Chapter 2 Matrix operations
2.1 ToDo
Show matrix multiplication using dot products
move to chapter 1 or 2
Note: add examples:
2.2 The dot/inner product
Definition 2.1 Let \(\mathbf{u}\) and \(\mathbf{v}\) be vectors in \(\mathcal{R}^n\). Then, the dot product (also called the inner product) of \(\mathbf{u}\) and \(\mathbf{v}\) is \(\mathbf{u}' \mathbf{v}\). The vectors \(\mathbf{u}\) and \(\mathbf{v}\) are \(n \times 1\) matrices (\(n\) rows and one column) where \(\mathbf{u}'\) is a \(1 \times n\) matrix and the inner product \(\mathbf{u}' \mathbf{v}\) is a scalar (\(1 \times 1\) matrix). The inner product is also sometimes called the dot product and written as \(\mathbf{u} \cdot \mathbf{v}\).
If the vectors \[ \begin{aligned} \mathbf{u} = \begin{pmatrix} u_1 \\ u_2 \\ \vdots \\ u_n \end{pmatrix} & & \mathbf{v} = \begin{pmatrix} v_1 \\ v_2 \\ \vdots \\ v_n \end{pmatrix} \end{aligned} \] then \(\mathbf{u}' \mathbf{v} = u_1 v_1 + u_2 v_2 + \cdots u_n v_n\)
Example 2.1 Find the inner product \(\mathbf{u}'\mathbf{v}\) and \(\mathbf{v}'\mathbf{u}\) of \[ \begin{aligned} \mathbf{u} = \begin{pmatrix} 2 \\ -3 \\ 1 \end{pmatrix} & & \mathbf{v} = \begin{pmatrix} 4 \\ -2 \\ 3 \end{pmatrix} \end{aligned} \]
- do by hand
## [1] 17
## [,1]
## [1,] 17
## [1] 17
## [,1]
## [1,] 17
The properties of inner products are defined with the following theorem.

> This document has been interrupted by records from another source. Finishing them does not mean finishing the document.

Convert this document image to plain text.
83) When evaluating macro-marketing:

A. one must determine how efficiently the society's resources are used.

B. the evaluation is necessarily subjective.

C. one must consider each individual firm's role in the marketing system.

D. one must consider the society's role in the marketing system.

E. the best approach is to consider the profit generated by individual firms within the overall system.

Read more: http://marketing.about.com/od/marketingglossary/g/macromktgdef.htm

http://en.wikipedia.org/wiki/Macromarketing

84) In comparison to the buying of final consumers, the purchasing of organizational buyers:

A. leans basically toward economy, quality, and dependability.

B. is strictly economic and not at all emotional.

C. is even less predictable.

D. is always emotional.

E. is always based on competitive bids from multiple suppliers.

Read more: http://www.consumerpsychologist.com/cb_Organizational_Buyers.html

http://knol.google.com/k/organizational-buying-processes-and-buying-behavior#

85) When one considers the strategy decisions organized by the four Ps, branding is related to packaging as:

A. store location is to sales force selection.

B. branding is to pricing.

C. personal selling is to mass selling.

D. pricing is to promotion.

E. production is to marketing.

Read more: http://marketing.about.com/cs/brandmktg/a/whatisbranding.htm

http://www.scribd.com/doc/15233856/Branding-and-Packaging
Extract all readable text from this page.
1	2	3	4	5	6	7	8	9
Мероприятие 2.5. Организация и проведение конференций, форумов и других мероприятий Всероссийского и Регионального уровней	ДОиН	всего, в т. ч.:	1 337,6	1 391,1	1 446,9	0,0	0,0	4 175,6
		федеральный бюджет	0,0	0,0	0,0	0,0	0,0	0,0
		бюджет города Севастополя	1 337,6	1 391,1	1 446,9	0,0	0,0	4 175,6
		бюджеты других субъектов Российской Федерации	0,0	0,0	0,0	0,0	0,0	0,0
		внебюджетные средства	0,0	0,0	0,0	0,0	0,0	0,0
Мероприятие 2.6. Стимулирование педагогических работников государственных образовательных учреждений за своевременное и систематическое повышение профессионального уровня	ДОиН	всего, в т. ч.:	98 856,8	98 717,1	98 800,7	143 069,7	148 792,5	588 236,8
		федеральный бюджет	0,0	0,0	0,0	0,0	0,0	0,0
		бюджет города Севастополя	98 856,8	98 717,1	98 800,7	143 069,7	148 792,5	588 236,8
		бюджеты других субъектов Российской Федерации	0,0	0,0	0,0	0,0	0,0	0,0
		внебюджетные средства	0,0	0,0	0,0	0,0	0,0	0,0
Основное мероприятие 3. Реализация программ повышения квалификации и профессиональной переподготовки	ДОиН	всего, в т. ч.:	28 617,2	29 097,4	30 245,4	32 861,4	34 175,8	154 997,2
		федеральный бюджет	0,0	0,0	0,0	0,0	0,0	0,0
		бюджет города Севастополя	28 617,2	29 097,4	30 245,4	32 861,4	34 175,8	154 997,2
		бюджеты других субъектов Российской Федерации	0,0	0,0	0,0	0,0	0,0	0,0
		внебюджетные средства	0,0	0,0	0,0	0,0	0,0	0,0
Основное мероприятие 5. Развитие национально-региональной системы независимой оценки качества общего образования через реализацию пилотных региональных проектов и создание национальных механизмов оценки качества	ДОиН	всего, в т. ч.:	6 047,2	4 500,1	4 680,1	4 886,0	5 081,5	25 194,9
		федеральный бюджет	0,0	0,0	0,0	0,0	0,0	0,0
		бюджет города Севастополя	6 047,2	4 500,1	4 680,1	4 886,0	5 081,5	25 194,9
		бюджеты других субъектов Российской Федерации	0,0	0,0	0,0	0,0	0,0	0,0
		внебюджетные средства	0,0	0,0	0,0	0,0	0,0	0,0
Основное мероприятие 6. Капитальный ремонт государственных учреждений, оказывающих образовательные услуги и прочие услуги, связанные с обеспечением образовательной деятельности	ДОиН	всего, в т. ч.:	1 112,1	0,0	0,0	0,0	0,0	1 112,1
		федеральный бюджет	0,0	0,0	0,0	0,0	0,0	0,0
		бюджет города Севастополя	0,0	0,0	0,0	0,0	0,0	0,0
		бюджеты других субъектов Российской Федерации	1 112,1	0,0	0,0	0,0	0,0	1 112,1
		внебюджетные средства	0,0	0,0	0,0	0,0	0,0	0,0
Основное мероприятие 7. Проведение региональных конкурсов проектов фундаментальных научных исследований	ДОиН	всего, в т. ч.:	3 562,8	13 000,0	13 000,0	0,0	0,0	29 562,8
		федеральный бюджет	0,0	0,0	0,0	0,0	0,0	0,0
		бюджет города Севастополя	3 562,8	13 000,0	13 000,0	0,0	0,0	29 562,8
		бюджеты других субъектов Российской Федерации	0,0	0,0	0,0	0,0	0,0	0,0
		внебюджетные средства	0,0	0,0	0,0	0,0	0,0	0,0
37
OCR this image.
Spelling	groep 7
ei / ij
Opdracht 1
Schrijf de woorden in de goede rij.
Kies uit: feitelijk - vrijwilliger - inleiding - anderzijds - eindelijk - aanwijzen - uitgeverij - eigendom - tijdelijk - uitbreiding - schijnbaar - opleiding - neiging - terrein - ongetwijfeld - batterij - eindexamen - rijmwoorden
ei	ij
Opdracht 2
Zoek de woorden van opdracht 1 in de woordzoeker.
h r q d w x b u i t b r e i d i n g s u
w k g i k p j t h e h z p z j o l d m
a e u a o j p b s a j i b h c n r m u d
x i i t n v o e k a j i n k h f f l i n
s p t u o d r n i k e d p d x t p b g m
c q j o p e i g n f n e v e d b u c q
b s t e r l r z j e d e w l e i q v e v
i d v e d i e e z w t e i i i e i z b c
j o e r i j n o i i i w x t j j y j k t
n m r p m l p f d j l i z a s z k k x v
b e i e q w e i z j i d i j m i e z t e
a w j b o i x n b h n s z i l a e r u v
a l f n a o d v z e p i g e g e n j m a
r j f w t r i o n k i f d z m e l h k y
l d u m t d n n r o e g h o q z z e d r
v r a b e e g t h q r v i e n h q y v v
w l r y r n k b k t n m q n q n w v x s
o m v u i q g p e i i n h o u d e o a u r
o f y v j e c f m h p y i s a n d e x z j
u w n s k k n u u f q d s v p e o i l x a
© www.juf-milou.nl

Theorem 2.1 Let \(\mathbf{u}\), \(\mathbf{v}\), and \(\mathbf{w}\) be vectors in \(\mathcal{R}^n\) and let \(c\) be a scalar. Then
\(\mathbf{u}'\mathbf{v} = \mathbf{v}'\mathbf{u}\)
\((\mathbf{u} + \mathbf{v})' \mathbf{w} = \mathbf{u}' \mathbf{w} + \mathbf{v}' \mathbf{w}\)
\(( c \mathbf{u} )' \mathbf{v} = c ( \mathbf{v}'\mathbf{u} )\)
\(\mathbf{u}'\mathbf{u} \geq 0\) with \(\mathbf{u}'\mathbf{u} = 0\) only when \(\mathbf{u} = \mathbf{0}\)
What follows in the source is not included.